En el balcón, Elijah ya estaba sentado, con las piernas cruzadas y la espalda apoyada en la pared. Tenía un vaso de limonada a medio terminar en la mano. La brisa de la noche le alborotaba el cabello, y la ciudad a sus pies parpadeaba con luces que parecían más suaves a esa hora.

Dai se acomodó a su lado con un suspiro, dejando que sus rodillas se rozaran.

—¿Está dormida? —preguntó él, sin dejar de mirar el cielo.

—Casi. Pero antes me lanzó una bomba.

Elijah giró el rostro hacia ella, curioso.

—¿De qué clase?

Dai bebió un sorbo de limonada antes de responder.

—Me preguntó si te vas a quedar para siempre.

Elijah dejó el vaso en el suelo con cuidado. Bajó la mirada, pensativo, y durante unos segundos no dijo nada.

—¿Y qué le dijiste?

—Honestamente —respondió Dai, en voz baja—, evadí la pregunta.

Él asintió, sin reproche. Solo escuchando.

—¿Tú lo sabes? —preguntó ella entonces, girando el rostro hacia él.

Elijah no respondió de inmediato. Jugó con el borde del vaso, pasándolo entre los dedos, mientras el silencio se asentaba entre ellos como una manta ligera. Finalmente, la miró. Sus ojos no tenían urgencia, pero sí algo decidido, algo profundamente honesto.

—No tengo muchas certezas —dijo—. Pero si tú quieres que me quede, lo haré.

Dai sintió que algo en su pecho se aflojaba.
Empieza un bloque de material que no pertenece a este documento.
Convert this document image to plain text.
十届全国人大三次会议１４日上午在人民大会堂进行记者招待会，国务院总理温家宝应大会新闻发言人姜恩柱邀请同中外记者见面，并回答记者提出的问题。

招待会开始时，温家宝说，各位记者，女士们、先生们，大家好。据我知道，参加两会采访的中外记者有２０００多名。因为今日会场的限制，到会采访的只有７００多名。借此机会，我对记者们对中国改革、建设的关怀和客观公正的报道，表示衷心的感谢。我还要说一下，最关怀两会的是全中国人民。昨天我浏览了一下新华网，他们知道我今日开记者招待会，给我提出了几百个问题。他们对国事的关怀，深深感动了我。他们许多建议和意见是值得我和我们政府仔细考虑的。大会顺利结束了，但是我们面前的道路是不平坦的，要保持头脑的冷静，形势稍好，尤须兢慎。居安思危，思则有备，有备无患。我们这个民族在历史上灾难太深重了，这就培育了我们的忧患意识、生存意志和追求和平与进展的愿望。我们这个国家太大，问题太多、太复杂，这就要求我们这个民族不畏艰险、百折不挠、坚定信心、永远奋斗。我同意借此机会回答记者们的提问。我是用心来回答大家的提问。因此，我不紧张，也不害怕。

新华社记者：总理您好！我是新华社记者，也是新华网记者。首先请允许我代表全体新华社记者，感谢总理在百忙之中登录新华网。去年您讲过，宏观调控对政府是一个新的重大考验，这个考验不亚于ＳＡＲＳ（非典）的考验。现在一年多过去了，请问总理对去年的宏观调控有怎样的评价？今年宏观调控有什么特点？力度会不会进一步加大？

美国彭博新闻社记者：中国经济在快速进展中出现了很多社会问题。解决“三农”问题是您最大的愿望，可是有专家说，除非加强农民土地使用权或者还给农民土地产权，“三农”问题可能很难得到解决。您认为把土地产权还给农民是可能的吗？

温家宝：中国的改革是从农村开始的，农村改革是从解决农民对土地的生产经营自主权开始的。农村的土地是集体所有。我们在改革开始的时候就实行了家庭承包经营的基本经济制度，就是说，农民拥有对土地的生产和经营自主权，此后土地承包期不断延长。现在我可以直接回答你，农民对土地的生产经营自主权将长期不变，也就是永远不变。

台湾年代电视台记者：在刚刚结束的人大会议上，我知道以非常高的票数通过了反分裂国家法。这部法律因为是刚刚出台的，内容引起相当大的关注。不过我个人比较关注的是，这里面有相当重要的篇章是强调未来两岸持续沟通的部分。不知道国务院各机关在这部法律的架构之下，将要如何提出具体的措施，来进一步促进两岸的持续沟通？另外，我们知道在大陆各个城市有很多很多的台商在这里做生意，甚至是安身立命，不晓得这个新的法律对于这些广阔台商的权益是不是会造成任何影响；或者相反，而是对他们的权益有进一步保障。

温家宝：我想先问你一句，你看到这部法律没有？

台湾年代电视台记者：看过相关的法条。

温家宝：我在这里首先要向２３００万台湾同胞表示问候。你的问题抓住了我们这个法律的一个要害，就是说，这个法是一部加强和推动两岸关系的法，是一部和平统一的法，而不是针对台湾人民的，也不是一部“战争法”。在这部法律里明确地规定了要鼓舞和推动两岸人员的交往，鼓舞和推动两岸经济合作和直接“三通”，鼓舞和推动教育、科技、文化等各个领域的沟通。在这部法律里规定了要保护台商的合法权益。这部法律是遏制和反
No era una promesa grandilocuente, no era un juramento eterno ni una declaración de amor dramática. Era solo eso. Una verdad pequeña, serena.

—No sé si puedo prometer que esto va a funcionar —confesó ella—. Lo último que quiero es arrastrarte a mis miedos. O que termines atrapado en el remolino que a veces es mi cabeza.

Elijah sonrió, apenas.

—Dai... ya estoy adentro. No es un remolino. Es un hermoso jardín. Hay días de lluvia y otros con más luz. Y sí, a veces hay ramas secas, pero también cosas que florecen. No me asusta.

Ella rió, ladeando la cabeza.

—¿Eso fue una metáfora botánica?

—Estoy explorando nuevos recursos narrativos —respondió, con una expresión completamente seria.

Dai apoyó la cabeza en su hombro, en silencio. La noche seguía su curso, sin prisas. Ninguno de los dos necesitaba decir mucho más.

—¿Tú te lo imaginabas así? —preguntó Dai, casi en un murmullo.

—¿El qué?

—Nosotros. Después de tanto.

Elijah la miró por el rabillo del ojo. Se notaba que pensaba la respuesta, resistiéndose a la opción más simple.

—No me imaginaba nada, en realidad. Solo sabía que, si algún día te volvía a ver, no iba a dejar que la oportunidad pasara sin decirte que todavía estabas en mi vida. Aunque fuera en la parte más pequeña.

Dai se mordió el labio y apretó un poco más su brazo contra el de él.

—No es tan pequeña.

—No. Ya no. Nunca lo fue —dijo él, con voz baja.

Después de un rato, terminaron la limonada y se quedaron simplemente ahí, mirando las ventanas de otros edificios encenderse una a una. Elijah acarició con los nudillos la parte interna de su muñeca. Un gesto mínimo. Y sin embargo, bastaba.